Cumhurbaşkanı Erdoğan tarafından açıklanan İkinci 100 Günlük Eylem Planı, Birinci 100 Günlük Eylem Planı gibi sağlık sisteminin ve sağlık çalışanlarının sorunlarına çözüm üretmekten uzaktır.
Birinci 100 Günlük Eylem Planında “Hastanelerin acil servislerindeki yığılmayı engellemek için gereken önlemler alınacak” denildi, ancak acil servislerdeki yığılmalarda hiçbir azalma gözlenmedi.
“Stratejik bir ürün olan aşının Türkiye’de yerlileştirilmesinin sağlanması”, “İlaç ve tıbbi cihazlarda yerelleşme/yerlileşme/millileşme çalışmaların hızlanması” yine Birinci 100 Günlük Eylem Planında yer aldı ancak bulunamayan kanser ilaçlarının, tıbbi cihaz yoksunluğu nedeni ile yapılamayan ameliyatların önüne geçilemedi.
Yine Birinci 100 Günlük Eylem Planında “Aile Hekimliği, başvuru oranı yüzde 40’a çıkacak şekilde güçlendirilecek” ifadesine yer verilirken, bu vaade yönelik tek uygulama hiçbir bilimsel temele dayanmayan “Check-up Uygulaması” oldu. Aile hekimliği modelinde etkili bir sevk zinciri kurulmasına yönelik hiçbir başlık eylem planında yer almadı.
Birinci 100 Günlük Eylem Planının tek başarısı; Şehir Hastaneleri, sağlık turizmi gibi sağlığın ticarileştirilmesini hızlandıracak adımlar oldu.
İkinci 100 Günlük Eylem Planı da ilki gibi sağlığın ticarileştiği alanlar üzerinde temellenmiştir.
“Uluslararası hastalara sağlık hizmeti veren çağrı merkezlerinin kapasitesinin arttırılması”, “30 adet yeni obezite merkezinin açılması”, “Geleneksel ve tamamlayıcı tıp uygulamaları için yeni ünitelerin açılması” gibi başlıkların yer aldığı İkinci 100 Günlük Eylem Planında, koruyucu sağlık hizmetlerinin geliştirilmesine yönelik hiçbir başlık yer almamıştır.

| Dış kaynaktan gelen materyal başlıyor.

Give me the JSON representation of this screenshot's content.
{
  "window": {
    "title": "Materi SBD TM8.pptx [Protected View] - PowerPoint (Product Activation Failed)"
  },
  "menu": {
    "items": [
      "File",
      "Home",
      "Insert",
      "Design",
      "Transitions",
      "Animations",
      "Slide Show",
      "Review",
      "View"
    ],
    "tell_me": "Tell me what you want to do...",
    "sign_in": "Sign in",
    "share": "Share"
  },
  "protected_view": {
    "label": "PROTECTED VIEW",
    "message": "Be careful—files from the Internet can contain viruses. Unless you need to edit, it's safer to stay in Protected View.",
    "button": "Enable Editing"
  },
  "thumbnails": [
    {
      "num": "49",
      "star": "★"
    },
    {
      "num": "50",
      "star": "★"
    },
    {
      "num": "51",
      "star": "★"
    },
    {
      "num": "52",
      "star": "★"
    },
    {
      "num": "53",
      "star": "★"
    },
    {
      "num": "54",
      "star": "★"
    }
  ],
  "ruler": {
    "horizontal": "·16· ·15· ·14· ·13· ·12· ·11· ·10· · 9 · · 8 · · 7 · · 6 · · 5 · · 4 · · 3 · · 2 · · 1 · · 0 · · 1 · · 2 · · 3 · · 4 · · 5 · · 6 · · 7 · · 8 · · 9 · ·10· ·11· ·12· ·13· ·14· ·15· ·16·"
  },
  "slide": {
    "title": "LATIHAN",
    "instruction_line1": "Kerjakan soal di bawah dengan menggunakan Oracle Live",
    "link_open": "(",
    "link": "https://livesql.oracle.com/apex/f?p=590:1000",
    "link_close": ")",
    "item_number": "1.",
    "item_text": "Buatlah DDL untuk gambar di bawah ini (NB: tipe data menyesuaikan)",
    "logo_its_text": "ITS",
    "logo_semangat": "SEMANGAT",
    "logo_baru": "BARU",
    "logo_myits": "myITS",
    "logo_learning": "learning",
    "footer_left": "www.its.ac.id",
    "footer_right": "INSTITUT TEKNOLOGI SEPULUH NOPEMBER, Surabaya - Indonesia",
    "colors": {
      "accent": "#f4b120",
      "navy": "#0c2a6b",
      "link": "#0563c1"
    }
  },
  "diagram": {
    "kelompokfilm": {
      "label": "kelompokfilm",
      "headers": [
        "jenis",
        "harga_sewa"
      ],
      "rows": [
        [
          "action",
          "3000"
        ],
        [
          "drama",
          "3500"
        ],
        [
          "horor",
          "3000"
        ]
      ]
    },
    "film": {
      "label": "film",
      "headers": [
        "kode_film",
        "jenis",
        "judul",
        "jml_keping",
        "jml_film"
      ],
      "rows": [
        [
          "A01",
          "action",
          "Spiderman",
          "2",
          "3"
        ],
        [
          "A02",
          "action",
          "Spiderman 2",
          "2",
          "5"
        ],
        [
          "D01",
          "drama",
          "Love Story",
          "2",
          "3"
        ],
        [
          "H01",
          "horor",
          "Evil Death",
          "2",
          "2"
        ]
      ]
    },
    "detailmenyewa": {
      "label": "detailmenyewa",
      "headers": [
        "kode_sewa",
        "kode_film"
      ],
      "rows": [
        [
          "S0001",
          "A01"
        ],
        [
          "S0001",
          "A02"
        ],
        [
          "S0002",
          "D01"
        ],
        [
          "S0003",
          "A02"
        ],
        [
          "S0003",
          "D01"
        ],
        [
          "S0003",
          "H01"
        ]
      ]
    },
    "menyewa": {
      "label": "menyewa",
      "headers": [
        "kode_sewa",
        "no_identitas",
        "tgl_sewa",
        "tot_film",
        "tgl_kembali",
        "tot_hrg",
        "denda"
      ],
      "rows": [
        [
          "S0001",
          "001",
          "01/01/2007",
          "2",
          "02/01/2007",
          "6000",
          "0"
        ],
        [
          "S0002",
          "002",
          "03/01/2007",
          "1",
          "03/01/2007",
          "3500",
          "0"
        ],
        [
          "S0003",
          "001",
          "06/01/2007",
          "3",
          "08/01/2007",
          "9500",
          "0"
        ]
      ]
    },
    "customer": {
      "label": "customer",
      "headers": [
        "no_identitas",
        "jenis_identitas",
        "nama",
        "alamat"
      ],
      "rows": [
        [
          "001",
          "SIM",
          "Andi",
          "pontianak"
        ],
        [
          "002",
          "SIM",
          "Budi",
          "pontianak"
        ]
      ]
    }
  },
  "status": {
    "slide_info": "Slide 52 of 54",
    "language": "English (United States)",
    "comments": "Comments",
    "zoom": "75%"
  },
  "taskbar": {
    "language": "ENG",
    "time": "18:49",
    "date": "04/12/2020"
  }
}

İkinci 100 Günlük Eylem Planında sağlık çalışanları yine göz ardı edilmiştir.
Birinci 100 Günlük Eylem Planında olduğu gibi 24 Haziran seçimlerinde vaat edilen 3600 ek göstergeye İkinci 100 Günlük Eylem Planında da yer verilmedi.
Tüm sağlık çalışanlarını kapsayacak, geçmişe etkili her bir yıla 90 gün yıpranma zammı, tüm ek ödemelerin emekliliğe yansıtılması ve tüm sağlık çalışanlarının ücretlerinin iyileştirilmesi İkinci 100 Günlük Eylem Planında da yer almamıştır.

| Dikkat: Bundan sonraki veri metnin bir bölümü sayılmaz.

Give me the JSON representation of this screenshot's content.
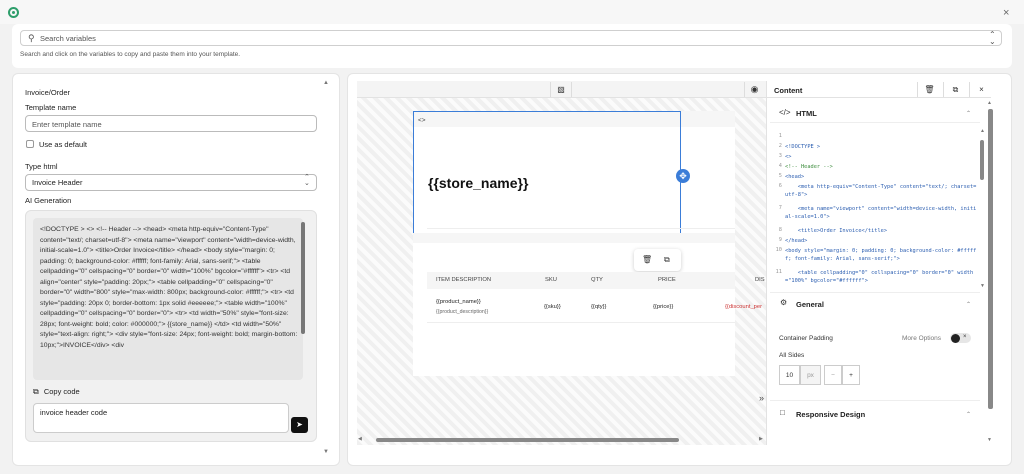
{
  "topbar": {
    "logo_icon": "logo-icon",
    "close_icon": "close-icon",
    "close_glyph": "×"
  },
  "search": {
    "placeholder": "Search variables",
    "help_text": "Search and click on the variables to copy and paste them into your template.",
    "arrow_up": "⌃",
    "arrow_down": "⌄"
  },
  "left": {
    "section_title": "Invoice/Order",
    "template_name_label": "Template name",
    "template_name_placeholder": "Enter template name",
    "use_default_label": "Use as default",
    "type_html_label": "Type html",
    "type_html_value": "Invoice Header",
    "ai_generation_label": "AI Generation",
    "generated_code": "<!DOCTYPE > <> <!-- Header --> <head> <meta http-equiv=\"Content-Type\" content=\"text/; charset=utf-8\"> <meta name=\"viewport\" content=\"width=device-width, initial-scale=1.0\"> <title>Order Invoice</title> </head> <body style=\"margin: 0; padding: 0; background-color: #ffffff; font-family: Arial, sans-serif;\"> <table cellpadding=\"0\" cellspacing=\"0\" border=\"0\" width=\"100%\" bgcolor=\"#ffffff\"> <tr> <td align=\"center\" style=\"padding: 20px;\"> <table cellpadding=\"0\" cellspacing=\"0\" border=\"0\" width=\"800\" style=\"max-width: 800px; background-color: #ffffff;\"> <tr> <td style=\"padding: 20px 0; border-bottom: 1px solid #eeeeee;\"> <table width=\"100%\" cellpadding=\"0\" cellspacing=\"0\" border=\"0\"> <tr> <td width=\"50%\" style=\"font-size: 28px; font-weight: bold; color: #000000;\"> {{store_name}} </td> <td width=\"50%\" style=\"text-align: right;\"> <div style=\"font-size: 24px; font-weight: bold; margin-bottom: 10px;\">INVOICE</div> <div",
    "copy_code_label": "Copy code",
    "prompt_value": "invoice header code",
    "send_icon": "send-icon"
  },
  "canvas": {
    "device_icon": "desktop-icon",
    "preview_icon": "eye-icon",
    "tag_label": "<>",
    "store_name": "{{store_name}}",
    "table_headers": [
      "ITEM DESCRIPTION",
      "SKU",
      "QTY",
      "PRICE",
      "DIS"
    ],
    "row": {
      "product_name": "{{product_name}}",
      "product_description": "{{product_description}}",
      "sku": "{{sku}}",
      "qty": "{{qty}}",
      "price": "{{price}}",
      "discount": "{{discount_per"
    },
    "expand_glyph": "»"
  },
  "props": {
    "title": "Content",
    "html_section": "HTML",
    "code_lines": [
      {
        "n": "1",
        "t": ""
      },
      {
        "n": "2",
        "t": "<!DOCTYPE >"
      },
      {
        "n": "3",
        "t": "<>"
      },
      {
        "n": "4",
        "t": "<!-- Header -->"
      },
      {
        "n": "5",
        "t": "<head>"
      },
      {
        "n": "6",
        "t": "    <meta http-equiv=\"Content-Type\" content=\"text/; charset=utf-8\">"
      },
      {
        "n": "7",
        "t": "    <meta name=\"viewport\" content=\"width=device-width, initial-scale=1.0\">"
      },
      {
        "n": "8",
        "t": "    <title>Order Invoice</title>"
      },
      {
        "n": "9",
        "t": "</head>"
      },
      {
        "n": "10",
        "t": "<body style=\"margin: 0; padding: 0; background-color: #ffffff; font-family: Arial, sans-serif;\">"
      },
      {
        "n": "11",
        "t": "    <table cellpadding=\"0\" cellspacing=\"0\" border=\"0\" width=\"100%\" bgcolor=\"#ffffff\">"
      }
    ],
    "general_section": "General",
    "container_padding_label": "Container Padding",
    "more_options_label": "More Options",
    "all_sides_label": "All Sides",
    "padding_value": "10",
    "padding_unit": "px",
    "minus": "−",
    "plus": "+",
    "responsive_section": "Responsive Design"
  },
  "colors": {
    "accent": "#3b7dd8",
    "brand": "#2e9e6b",
    "discount": "#cc3333"
  }
}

Denenmiş, terk edilmiş yol ve yöntemleri “eylem planı” adı altında açıklamak ve uygulamaya koymak ülke kaynaklarını kötüye kullanmaktır. 17 yıldır nitelikli bir sağlık hizmeti sunma planı olmayan, sağlık sistemini yap-boz tahtasına çeviren siyasi iktidardan, 100 günlük eylem planlarıyla sağlık sisteminin ve sağlık çalışanlarının sorunlarına çözüm üretmesini beklemek de gerçeklikten uzak bir yaklaşım olacaktır.

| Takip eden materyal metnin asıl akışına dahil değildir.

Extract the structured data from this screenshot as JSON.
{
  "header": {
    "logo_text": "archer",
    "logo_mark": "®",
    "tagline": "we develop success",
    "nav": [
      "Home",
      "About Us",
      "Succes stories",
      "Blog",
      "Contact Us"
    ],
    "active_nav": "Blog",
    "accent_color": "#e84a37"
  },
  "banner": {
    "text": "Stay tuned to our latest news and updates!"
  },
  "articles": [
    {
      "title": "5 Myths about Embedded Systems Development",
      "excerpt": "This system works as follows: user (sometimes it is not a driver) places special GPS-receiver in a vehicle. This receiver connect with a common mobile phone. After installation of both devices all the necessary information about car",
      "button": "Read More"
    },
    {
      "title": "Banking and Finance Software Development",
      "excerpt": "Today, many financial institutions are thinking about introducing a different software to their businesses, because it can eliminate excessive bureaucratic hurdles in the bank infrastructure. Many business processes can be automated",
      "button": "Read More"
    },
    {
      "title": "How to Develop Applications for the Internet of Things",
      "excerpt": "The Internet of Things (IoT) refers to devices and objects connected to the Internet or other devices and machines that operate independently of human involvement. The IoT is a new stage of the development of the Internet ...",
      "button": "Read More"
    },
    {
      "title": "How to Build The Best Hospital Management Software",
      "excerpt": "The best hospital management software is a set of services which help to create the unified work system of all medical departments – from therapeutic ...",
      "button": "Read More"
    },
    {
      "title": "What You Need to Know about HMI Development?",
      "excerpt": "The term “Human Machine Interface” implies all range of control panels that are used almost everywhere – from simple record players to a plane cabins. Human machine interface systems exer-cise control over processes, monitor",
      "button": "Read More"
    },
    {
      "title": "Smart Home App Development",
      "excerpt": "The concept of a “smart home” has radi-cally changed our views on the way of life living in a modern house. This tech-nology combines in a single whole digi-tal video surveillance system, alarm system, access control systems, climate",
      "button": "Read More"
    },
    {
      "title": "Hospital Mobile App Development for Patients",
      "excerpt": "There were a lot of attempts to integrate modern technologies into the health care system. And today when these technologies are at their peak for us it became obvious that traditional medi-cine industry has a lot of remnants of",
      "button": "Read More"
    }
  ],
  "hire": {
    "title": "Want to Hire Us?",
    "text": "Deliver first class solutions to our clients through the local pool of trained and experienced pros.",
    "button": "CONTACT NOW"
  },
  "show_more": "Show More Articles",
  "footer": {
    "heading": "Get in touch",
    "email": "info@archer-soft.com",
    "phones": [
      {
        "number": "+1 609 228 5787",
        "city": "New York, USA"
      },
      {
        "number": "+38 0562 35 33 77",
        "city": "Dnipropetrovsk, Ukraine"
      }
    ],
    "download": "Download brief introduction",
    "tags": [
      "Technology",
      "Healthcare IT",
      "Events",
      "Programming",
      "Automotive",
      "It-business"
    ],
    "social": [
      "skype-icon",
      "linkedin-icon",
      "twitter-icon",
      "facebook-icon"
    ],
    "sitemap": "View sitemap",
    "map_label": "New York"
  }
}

Genel Sağlık-İş olarak siyasi iktidarı, popülist uygulamalar yerine bilimsel, akılcı ve bütüncül bir bakış açısıyla hazırlanacak politikalar üretmeye, tüm sağlık çalışanlarını da insan onuruna yaraşır bir yaşam ve çalışma koşullarını sağlamak için hak verilmez alınır şiarıyla birlikte mücadeleye davet ediyoruz.